If, instead of using the addition rule, we build up our answer by analyzing the sample space outcome by outcome, we reach the following result.
Probabilities to be used:
$P(\text {club on 1st draw})$ = $P(\text{A})$ = 0.25
$P(\text {non-club on 1st draw})$ = $P(\text{A}^c)$ = 0.75
$P(\text {club on 2nd draw, given club on 1st})$ = $P(\text{B | A})$ = $\frac {13 - 1}{51}$ = $\frac {12}{51}$ $\approx$ 0.2353
$P(\text {club on 2nd draw, given non-club on 1st})$ = $P(\text{B | A}^c)$ = $\frac {13}{51}$ $\approx$ 0.2549
$P(\text {non-club on 2nd draw, given club on 1st})$ = $P(\text{B}^c | {A})$ = $\frac {51 - 12}{51}$ = $\frac {39}{51}$ $\approx$ 0.7647
$P(\text {non-club on 2nd draw, given non-club on 1st})$ = $P(\text{B}^c | {A}^c)$ = $\frac {51 - 13}{51}$ = $\frac {38}{51}$ $\approx$ 0.7451
Four possible outcomes of two draws from the deck:
A. Non-club 1st draw, non-club 2nd draw: prob. $P(\text{A}^c)P(\text{B}^c | {A}^c)$ = $\frac 34 \times \frac {38}{51}$ $\approx$ 0.5588
B. Non-club 1st draw, club 2nd draw: prob. $P(\text{A}^c)P(\text{B} | {A}^c)$ = $\frac 34 \times \frac {13}{51}$ $\approx$ 0.1912
C. Club 1st draw, non-club 2nd draw: prob. $P(\text{A})P(\text{B}^c | {A})$ = $\frac 14 \times \frac {39}{51}$ $\approx$ 0.1912
D. Club 1st draw, club 2nd draw: prob. $P(\text{A})P(\text{B} | {A})$ = $\frac 14 \times \frac {12}{51}$ $\approx$ 0.0588
These probabilities add up to 1.000, and so comprise the entire sample space.
Adding together the three possibilities for drawing a club, we have 0.1912 + 0.1912 + 0.0588 = 0.4412, or a probability of 44.12% of getting at least one club in two draws.
Going back to the addition rule, the only way to obtain the right answer seems to be to use the ideal/"true" value for $P(\text {B})$.
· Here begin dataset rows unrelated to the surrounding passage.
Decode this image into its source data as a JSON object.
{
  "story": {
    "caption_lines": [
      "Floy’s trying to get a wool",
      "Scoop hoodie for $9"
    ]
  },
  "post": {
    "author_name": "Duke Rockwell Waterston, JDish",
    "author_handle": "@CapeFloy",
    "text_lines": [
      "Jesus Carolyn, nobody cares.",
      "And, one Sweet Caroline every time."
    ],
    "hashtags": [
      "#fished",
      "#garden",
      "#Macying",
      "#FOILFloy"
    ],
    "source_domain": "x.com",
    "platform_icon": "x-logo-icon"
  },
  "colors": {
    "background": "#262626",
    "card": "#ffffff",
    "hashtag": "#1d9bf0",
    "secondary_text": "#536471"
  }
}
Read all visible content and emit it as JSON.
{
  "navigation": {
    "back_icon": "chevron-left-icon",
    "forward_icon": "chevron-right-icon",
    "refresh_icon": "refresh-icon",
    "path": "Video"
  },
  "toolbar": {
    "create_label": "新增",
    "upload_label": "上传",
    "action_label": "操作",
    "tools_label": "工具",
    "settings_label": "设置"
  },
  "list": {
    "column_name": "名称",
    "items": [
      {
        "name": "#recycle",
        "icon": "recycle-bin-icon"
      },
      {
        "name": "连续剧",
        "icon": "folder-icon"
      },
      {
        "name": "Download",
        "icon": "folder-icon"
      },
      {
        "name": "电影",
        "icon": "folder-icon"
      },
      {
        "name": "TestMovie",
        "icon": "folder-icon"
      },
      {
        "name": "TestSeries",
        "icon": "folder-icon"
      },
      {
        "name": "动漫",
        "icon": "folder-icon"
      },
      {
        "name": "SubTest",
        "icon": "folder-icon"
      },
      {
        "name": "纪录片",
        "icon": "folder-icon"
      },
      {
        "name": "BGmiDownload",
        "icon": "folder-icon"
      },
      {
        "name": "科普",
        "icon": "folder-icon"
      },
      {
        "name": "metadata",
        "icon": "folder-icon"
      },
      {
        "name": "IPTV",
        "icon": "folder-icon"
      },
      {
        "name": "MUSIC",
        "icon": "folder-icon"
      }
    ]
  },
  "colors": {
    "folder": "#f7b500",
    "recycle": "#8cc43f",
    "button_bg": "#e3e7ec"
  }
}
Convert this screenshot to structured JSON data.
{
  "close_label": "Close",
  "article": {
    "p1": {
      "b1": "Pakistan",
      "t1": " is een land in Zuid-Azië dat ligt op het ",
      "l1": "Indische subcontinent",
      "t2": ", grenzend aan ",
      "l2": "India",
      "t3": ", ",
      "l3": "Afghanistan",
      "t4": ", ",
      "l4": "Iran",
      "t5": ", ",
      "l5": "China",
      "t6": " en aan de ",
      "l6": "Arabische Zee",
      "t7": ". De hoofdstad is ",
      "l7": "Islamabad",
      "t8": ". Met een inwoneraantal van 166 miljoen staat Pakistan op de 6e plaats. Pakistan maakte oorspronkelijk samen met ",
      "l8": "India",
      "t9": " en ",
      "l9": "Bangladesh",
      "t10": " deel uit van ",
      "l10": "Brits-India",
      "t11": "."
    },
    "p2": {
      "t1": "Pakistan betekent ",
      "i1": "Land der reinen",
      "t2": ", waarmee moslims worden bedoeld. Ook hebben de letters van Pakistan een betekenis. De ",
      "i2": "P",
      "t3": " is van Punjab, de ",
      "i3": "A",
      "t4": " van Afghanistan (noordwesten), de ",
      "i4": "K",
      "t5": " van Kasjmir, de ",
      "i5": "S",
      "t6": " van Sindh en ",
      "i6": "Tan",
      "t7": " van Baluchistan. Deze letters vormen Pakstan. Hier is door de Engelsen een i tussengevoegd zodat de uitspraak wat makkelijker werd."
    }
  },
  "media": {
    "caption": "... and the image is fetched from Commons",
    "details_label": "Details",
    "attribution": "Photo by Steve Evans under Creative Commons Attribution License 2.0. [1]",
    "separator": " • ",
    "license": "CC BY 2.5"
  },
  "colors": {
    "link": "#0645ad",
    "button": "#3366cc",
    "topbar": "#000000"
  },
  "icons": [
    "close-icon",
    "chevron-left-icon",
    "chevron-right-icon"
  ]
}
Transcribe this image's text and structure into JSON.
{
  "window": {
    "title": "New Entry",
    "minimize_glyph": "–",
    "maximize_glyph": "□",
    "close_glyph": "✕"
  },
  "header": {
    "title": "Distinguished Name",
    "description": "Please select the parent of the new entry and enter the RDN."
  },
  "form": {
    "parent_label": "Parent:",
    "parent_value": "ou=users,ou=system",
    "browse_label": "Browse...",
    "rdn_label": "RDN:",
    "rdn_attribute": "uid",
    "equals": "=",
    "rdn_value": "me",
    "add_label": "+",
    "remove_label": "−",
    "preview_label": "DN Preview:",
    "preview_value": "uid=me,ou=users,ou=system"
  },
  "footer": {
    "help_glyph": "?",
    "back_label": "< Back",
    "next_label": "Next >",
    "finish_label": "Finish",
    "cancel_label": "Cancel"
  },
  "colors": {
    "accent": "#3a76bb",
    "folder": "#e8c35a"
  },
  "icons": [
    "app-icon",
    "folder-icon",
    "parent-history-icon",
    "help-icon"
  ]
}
We can rewrite the addition rule
$P(\text{A} \cup \text{B}) = P(\text{A}) + P(\text{B}) - P(\text{A} \cap \text{B})$
by substituting the multiplication rule for the subtrahend, as follows:
$P(\text{A} \cup \text{B}) = P(\text{A}) + P(\text{B}) - P(\text{A})P(\text{B} | A)$. Then, putting in the ideal/"true" value for $P(\text B)$, we have
$P(\text{A} \cup \text{B}) = \frac 14 + \frac 14 - \frac 14 \times \frac {12}{51}$ = 0.25 + 0.25 - (0.25)(0.2353) = 0.5 - 0.0588 = 0.4412.
But why would this be?